Friday 26 January 2007

Imate profit warning

Imate's profit warning seems very familiar. It's blaming supply problems. The market is there - but it can't supply it, as a key component is not coming through.

The shares are down 40 percent. And no relief is in sight; the problems are likely to continue in the first half of next year.

Supply problems always seem to wrong-foot the analyst community. For some reason, the City doesn't seem interested in supply chains - just in sales.

Now for retailers, let's say, supply chain usually isn't a huge issue. If you can source knickers from China, you can just as easily get them from Tunisia or Poland. As long as the elastic works you should be OK.

With technology the issues are very different. The quality bar is much higher - and a shortfall in quality can be just as damaging as complete interruption of supply. Where unique components are being manufactured to a specific requirement, and particularly in fast moving areas such as wireless and IPTV, switching source isn't easy.
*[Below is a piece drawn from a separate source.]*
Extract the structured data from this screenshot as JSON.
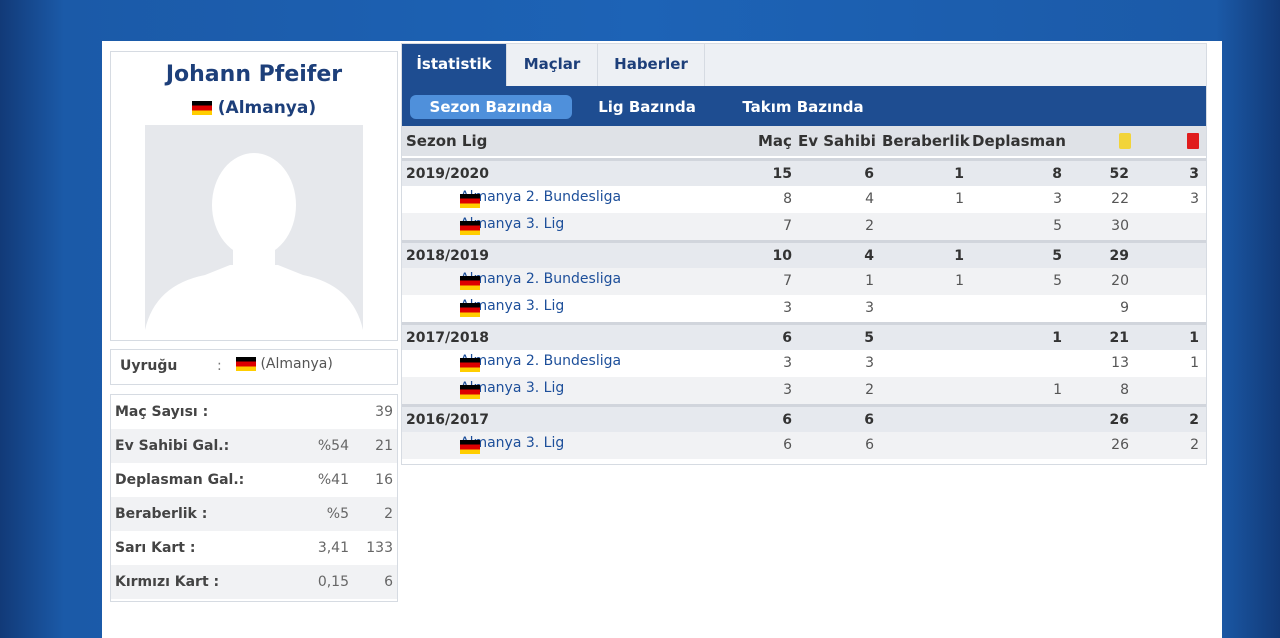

I started this blog entry by saying the problem seems familiar. Anybody remember Trafficmaster's issues with sourcing of components for is Smartnav system back in 2004? or Jessops blaming difficulty getting hold of DSLRs for its subdued Christmas sales figures this year?

Perhaps we should be asking management how they manage their supply chains. But we're not. Companies are required to disclose their hedging of foreign currencies but they're not required to put any mention of their sourcing policies in the annual report. Which is really more important for a tech company - a 5% variance in this year's profits, or the entire business strategy belown to bits?